Tra gli interventi più importanti della legge contro gli sprechi c’è la sburocratizzazione e lo snellimento delle procedure per chi vuole donare. Infatti i locali che vorranno consegnare cibo ad una Onlus non saranno più obbligati a doverlo comunicare in anticipo, ma potranno presentare una dichiarazione consuntiva a fine mese.  La legge apre inoltre ai Comuni la possibilità di prevedere sconti sulla tassa rifiuti per chi, invece di gettar via il cibo invenduto lo donerà.

I prossimi 3 e 4  marzo a Cremona saranno presenti le rappresentanze di oltre 30 Paesi del mondo per il convegno Sprechi alimentari: fattori contaminanti, incidenza sulla mortalità e gestione del rischio ’.

È evidente, quindi, che non si tratta più soltanto di una questione etica. Il danno causato dallo spreco di cibo coinvolge tanto il campo ambientale quanto quello economico. Un circolo vizioso che, se non verrà fermato quanto prima, porterà inevitabilmente a danni peggiori ed irreparabili. In questo contesto sembrano perfette le parole dell’astrofisico Hubert Reevesl’uomo è la specie più folle: venera un Dio invisibile e distrugge una natura visibile. Senza rendersi conto che la natura che sta distruggendo è quel Dio che sta venerando”.

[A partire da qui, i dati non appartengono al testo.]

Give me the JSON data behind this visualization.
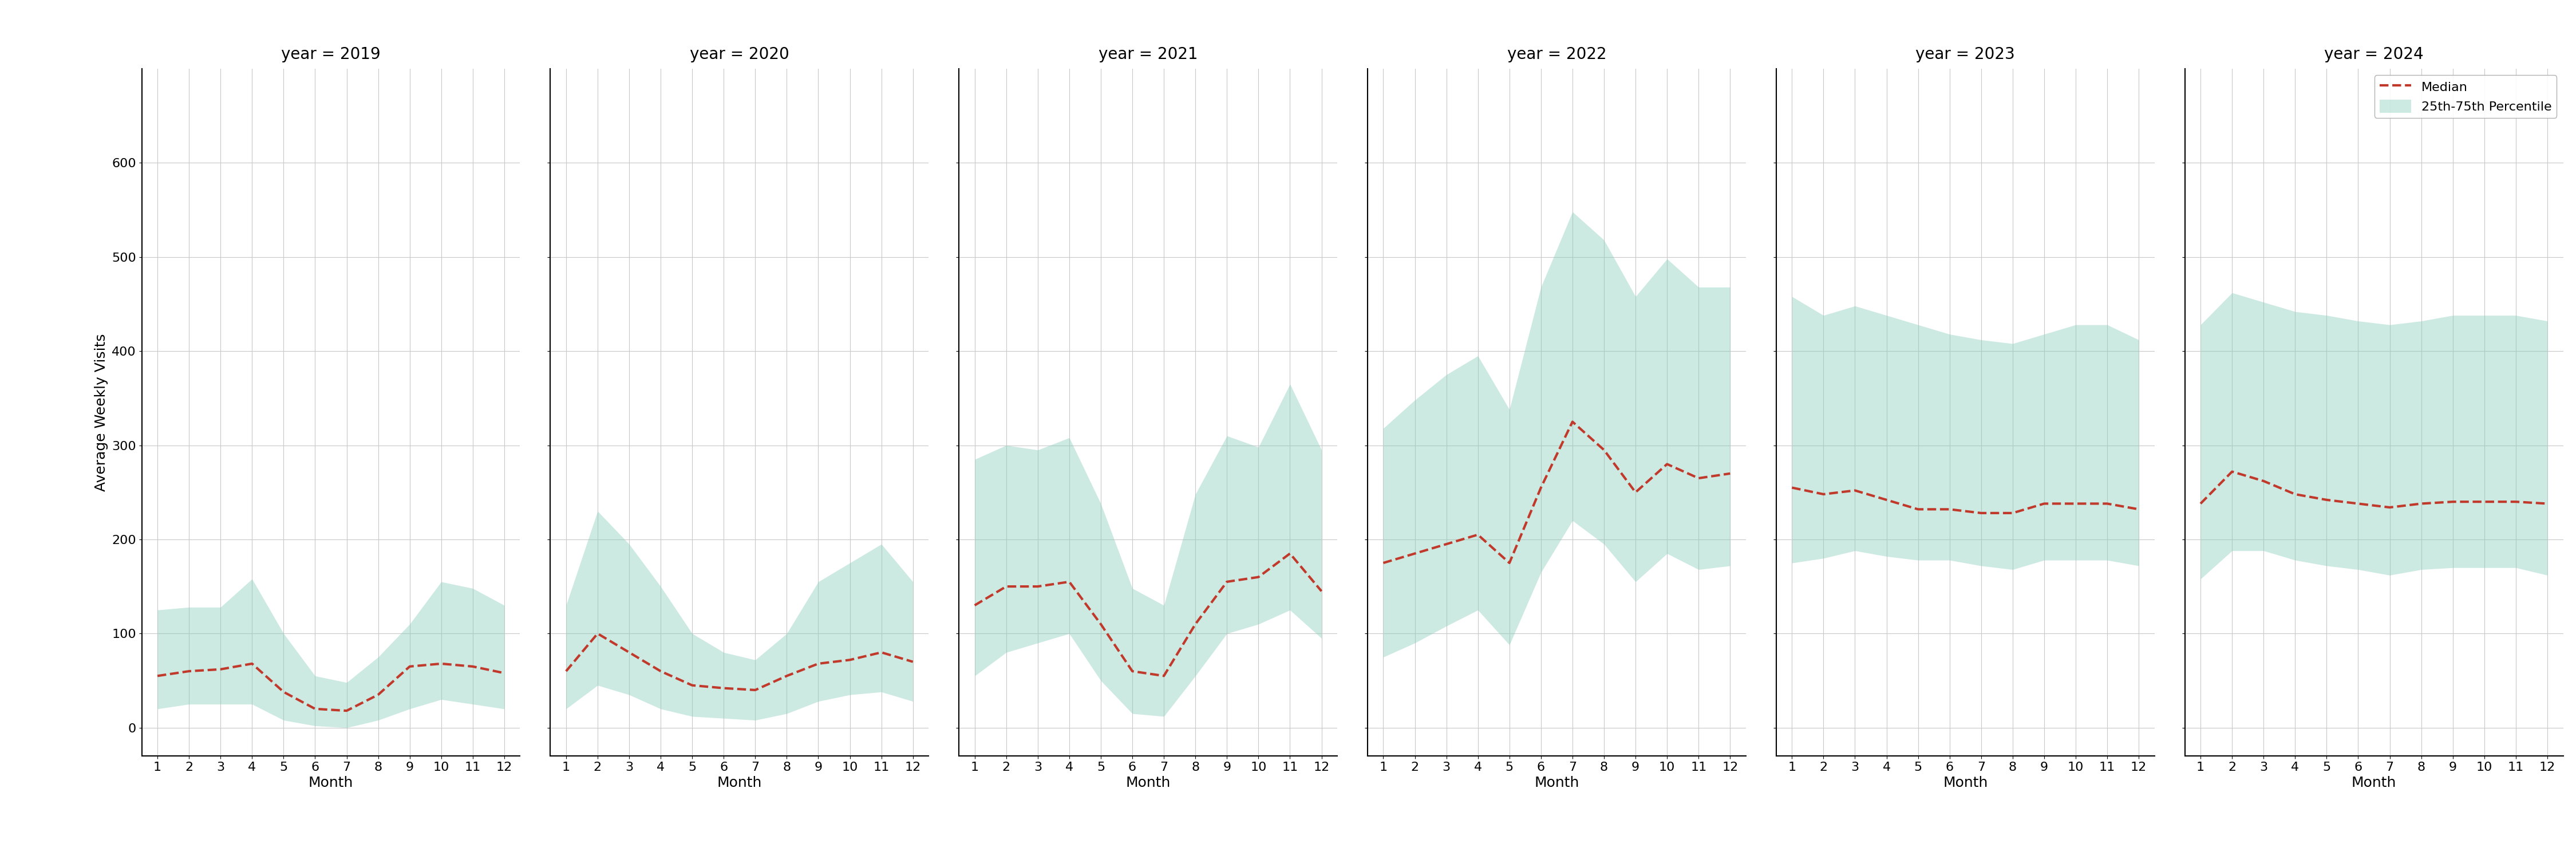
{
  "years": [
    2019,
    2020,
    2021,
    2022,
    2023,
    2024
  ],
  "months": [
    1,
    2,
    3,
    4,
    5,
    6,
    7,
    8,
    9,
    10,
    11,
    12
  ],
  "ylabel": "Average Weekly Visits",
  "xlabel": "Month",
  "ylim": [
    -30,
    700
  ],
  "yticks": [
    0,
    100,
    200,
    300,
    400,
    500,
    600
  ],
  "fill_color": "#8ecfbf",
  "fill_alpha": 0.45,
  "line_color": "#c0392b",
  "line_style": "--",
  "line_width": 3.0,
  "legend_median": "Median",
  "legend_band": "25th-75th Percentile",
  "title_fontsize": 20,
  "axis_fontsize": 18,
  "tick_fontsize": 16,
  "legend_fontsize": 16,
  "median": {
    "2019": [
      55,
      60,
      62,
      68,
      38,
      20,
      18,
      35,
      65,
      68,
      65,
      58
    ],
    "2020": [
      60,
      100,
      80,
      60,
      45,
      42,
      40,
      55,
      68,
      72,
      80,
      70
    ],
    "2021": [
      130,
      150,
      150,
      155,
      110,
      60,
      55,
      110,
      155,
      160,
      185,
      145
    ],
    "2022": [
      175,
      185,
      195,
      205,
      175,
      255,
      325,
      295,
      250,
      280,
      265,
      270
    ],
    "2023": [
      255,
      248,
      252,
      242,
      232,
      232,
      228,
      228,
      238,
      238,
      238,
      232
    ],
    "2024": [
      238,
      272,
      262,
      248,
      242,
      238,
      234,
      238,
      240,
      240,
      240,
      238
    ]
  },
  "q25": {
    "2019": [
      20,
      25,
      25,
      25,
      8,
      2,
      0,
      8,
      20,
      30,
      25,
      20
    ],
    "2020": [
      20,
      45,
      35,
      20,
      12,
      10,
      8,
      15,
      28,
      35,
      38,
      28
    ],
    "2021": [
      55,
      80,
      90,
      100,
      50,
      15,
      12,
      55,
      100,
      110,
      125,
      95
    ],
    "2022": [
      75,
      90,
      108,
      125,
      88,
      165,
      220,
      195,
      155,
      185,
      168,
      172
    ],
    "2023": [
      175,
      180,
      188,
      182,
      178,
      178,
      172,
      168,
      178,
      178,
      178,
      172
    ],
    "2024": [
      158,
      188,
      188,
      178,
      172,
      168,
      162,
      168,
      170,
      170,
      170,
      162
    ]
  },
  "q75": {
    "2019": [
      125,
      128,
      128,
      158,
      100,
      55,
      48,
      75,
      110,
      155,
      148,
      130
    ],
    "2020": [
      130,
      230,
      195,
      150,
      100,
      80,
      72,
      100,
      155,
      175,
      195,
      155
    ],
    "2021": [
      285,
      300,
      295,
      308,
      238,
      148,
      130,
      248,
      310,
      298,
      365,
      295
    ],
    "2022": [
      318,
      348,
      375,
      395,
      338,
      468,
      548,
      518,
      458,
      498,
      468,
      468
    ],
    "2023": [
      458,
      438,
      448,
      438,
      428,
      418,
      412,
      408,
      418,
      428,
      428,
      412
    ],
    "2024": [
      428,
      462,
      452,
      442,
      438,
      432,
      428,
      432,
      438,
      438,
      438,
      432
    ]
  }
}
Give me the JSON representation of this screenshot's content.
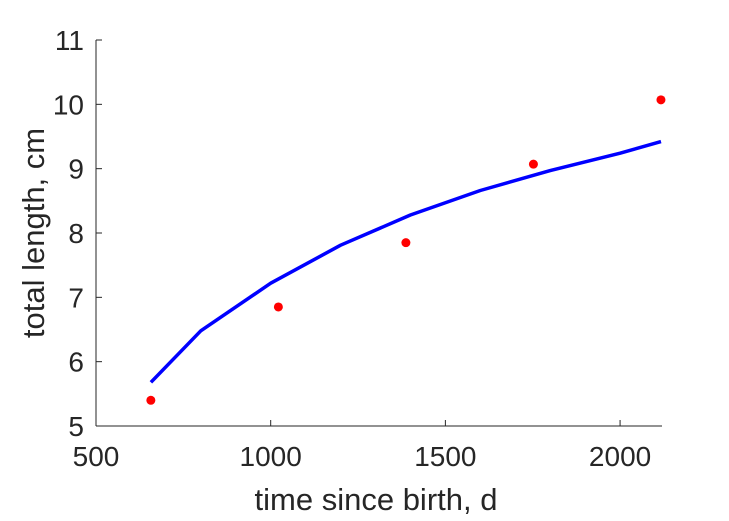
{
  "chart_data": {
    "type": "scatter",
    "title": "",
    "xlabel": "time since birth, d",
    "ylabel": "total length, cm",
    "xlim": [
      500,
      2120
    ],
    "ylim": [
      5,
      11
    ],
    "x_ticks": [
      500,
      1000,
      1500,
      2000
    ],
    "y_ticks": [
      5,
      6,
      7,
      8,
      9,
      10,
      11
    ],
    "x_tick_labels": [
      "500",
      "1000",
      "1500",
      "2000"
    ],
    "y_tick_labels": [
      "5",
      "6",
      "7",
      "8",
      "9",
      "10",
      "11"
    ],
    "grid": false,
    "legend": "none",
    "series": [
      {
        "kind": "points",
        "color": "#ff0000",
        "x": [
          657,
          1022,
          1387,
          1752,
          2117
        ],
        "y": [
          5.4,
          6.85,
          7.85,
          9.07,
          10.07
        ]
      },
      {
        "kind": "line",
        "color": "#0000ff",
        "x": [
          657,
          800,
          1000,
          1200,
          1400,
          1600,
          1800,
          2000,
          2117
        ],
        "y": [
          5.68,
          6.48,
          7.22,
          7.81,
          8.28,
          8.66,
          8.97,
          9.24,
          9.42
        ]
      }
    ]
  }
}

Su  questa terra l’uomo  è un ospite e da tale dovrebbe rispettare e curare quella che sarà la casa delle future generazioni. Il punto focale è sempre lo stesso: ognuno di noi può fare la differenza. Magari comprando a chilometro zero per evitare l’inquinamento dei trasporti o limitando il più possibile gli spechi di cibo donando l’inutilizzato o portando a casa nelle famose “family bag” il cibo avanzato nei ristoranti. Uno sforzo minimo a costo zero.